Iglooghost released “Lei Line Eon” April 2, anan electronic escape embellished with hints of classical music

UK producer Iglooghost follows his 2017 debut record, "New Wax Bloom," with sophomore LP, "Lei Line Eon," an electronic escape embellished with hints of classical music.

Released April 2, “Lei Line Eon” transforms the producer’s signature style of wonky UK bass to incorporate tasteful, luscious string passages. At times, the record sounds as if Iglooghost hired an orchestra of robots asked to create their own versions of instrumentals found on Bjork’s 2001 art-pop record “Vespertine.” As overwhelming as that may sound, this electronic adventure doesn’t delve into the sensory overloads that the producer’s contemporaries often dabble in. Instead, the record’s minimal textures allow for the most minuscule details to pop.

This simplicity can be seen most on tracks like "Sylph Fossil," where the producer features electronic percussion patterns, booming bass lines and whooshes of captivating synthesizers. This track, along with others like “Soil Bolt” and “Ui Birth,” is hauntingly beautiful with swells of strings that perfectly complement the song’s slow, pulsating progressions.
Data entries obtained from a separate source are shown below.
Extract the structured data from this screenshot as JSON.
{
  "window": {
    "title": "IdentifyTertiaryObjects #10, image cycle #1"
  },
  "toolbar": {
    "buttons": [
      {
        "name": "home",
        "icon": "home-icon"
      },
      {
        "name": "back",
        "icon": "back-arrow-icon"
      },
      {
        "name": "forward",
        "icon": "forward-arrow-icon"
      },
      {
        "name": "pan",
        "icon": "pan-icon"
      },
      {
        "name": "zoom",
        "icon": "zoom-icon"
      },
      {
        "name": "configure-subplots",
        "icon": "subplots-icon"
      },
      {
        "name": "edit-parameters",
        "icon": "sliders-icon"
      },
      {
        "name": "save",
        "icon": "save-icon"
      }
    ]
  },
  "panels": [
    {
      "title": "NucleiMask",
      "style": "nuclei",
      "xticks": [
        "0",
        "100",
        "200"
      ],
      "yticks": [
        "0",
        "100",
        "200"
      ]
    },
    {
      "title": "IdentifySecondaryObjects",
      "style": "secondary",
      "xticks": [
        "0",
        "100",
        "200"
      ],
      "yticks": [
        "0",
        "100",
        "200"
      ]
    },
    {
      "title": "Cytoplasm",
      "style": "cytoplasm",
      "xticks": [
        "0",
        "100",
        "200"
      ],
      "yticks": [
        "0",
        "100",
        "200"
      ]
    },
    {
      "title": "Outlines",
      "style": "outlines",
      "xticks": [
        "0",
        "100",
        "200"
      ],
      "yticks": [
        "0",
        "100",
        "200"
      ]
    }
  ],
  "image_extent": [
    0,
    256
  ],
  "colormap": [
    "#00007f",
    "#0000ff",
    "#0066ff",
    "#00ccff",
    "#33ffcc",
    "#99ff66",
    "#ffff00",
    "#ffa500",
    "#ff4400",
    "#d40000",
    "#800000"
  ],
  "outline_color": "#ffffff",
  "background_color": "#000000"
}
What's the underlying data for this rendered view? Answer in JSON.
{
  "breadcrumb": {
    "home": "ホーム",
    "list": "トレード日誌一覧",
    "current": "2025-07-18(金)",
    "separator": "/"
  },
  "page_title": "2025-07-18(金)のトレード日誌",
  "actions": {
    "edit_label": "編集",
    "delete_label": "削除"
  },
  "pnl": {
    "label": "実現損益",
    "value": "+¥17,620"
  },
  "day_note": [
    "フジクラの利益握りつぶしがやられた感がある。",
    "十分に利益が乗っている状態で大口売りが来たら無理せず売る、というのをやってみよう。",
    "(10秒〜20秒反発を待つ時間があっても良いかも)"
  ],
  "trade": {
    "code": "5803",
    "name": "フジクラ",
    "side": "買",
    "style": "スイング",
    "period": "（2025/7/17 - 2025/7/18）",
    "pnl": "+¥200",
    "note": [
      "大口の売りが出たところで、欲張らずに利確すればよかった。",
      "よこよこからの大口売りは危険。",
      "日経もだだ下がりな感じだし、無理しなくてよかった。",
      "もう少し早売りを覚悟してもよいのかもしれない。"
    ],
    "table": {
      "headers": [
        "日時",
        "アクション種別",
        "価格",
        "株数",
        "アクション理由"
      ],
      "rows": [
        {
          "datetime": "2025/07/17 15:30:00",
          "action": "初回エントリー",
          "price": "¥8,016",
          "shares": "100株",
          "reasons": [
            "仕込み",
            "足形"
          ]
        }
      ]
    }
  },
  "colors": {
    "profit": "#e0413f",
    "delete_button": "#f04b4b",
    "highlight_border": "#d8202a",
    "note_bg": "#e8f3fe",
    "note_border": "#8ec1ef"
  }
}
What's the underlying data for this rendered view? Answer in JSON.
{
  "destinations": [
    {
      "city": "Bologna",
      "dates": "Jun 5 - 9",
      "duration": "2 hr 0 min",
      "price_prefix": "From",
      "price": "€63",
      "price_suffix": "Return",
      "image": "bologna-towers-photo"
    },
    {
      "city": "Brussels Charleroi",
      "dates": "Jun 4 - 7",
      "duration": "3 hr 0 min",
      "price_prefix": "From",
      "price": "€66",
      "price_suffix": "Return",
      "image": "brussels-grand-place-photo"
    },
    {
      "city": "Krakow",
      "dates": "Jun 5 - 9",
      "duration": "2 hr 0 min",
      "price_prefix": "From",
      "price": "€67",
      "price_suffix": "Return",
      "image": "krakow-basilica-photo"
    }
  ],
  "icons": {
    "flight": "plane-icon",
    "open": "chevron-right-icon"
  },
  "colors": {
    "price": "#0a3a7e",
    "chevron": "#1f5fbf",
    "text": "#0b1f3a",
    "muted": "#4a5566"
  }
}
While at times there seems to be a lot going on throughout the entire track list, its pace and rhythm never feels overdone. It is clear Iglooghost knows exactly when to pull back into a more despondent, glitched-out passage, and when to launch forward into a more dense, euphoric climax.

One of my favorites from the album, “Zones U Can’t See,” is an excellent example of the producer's ability to experiment and push his genre into new heights. The track’s soft, yet scraping electronic sound effects loom over drawn-out bass drums, entrancing the listener just before sucking the song into another shimmering string solo.

While the track’s vocals are strange and nonsensical, they follow suit with the rest of Iglooghost’s releases. Rather than surrounding the track’s instrumentation around its vocals, the producer incorporates them as another layer of instrumentation, which lures the listener's attention with captivating melodies and harmonies. Another detail I enjoyed was the record’s transitional moments between each track, which sound similar to a computer being shut down and booted up into another part of the record’s elaborate framework.

Those looking for a glimpse into the future of electronic music, look no further, as “Lei Line Eon” is an orchestrally embellished, electronic experience worth exploring.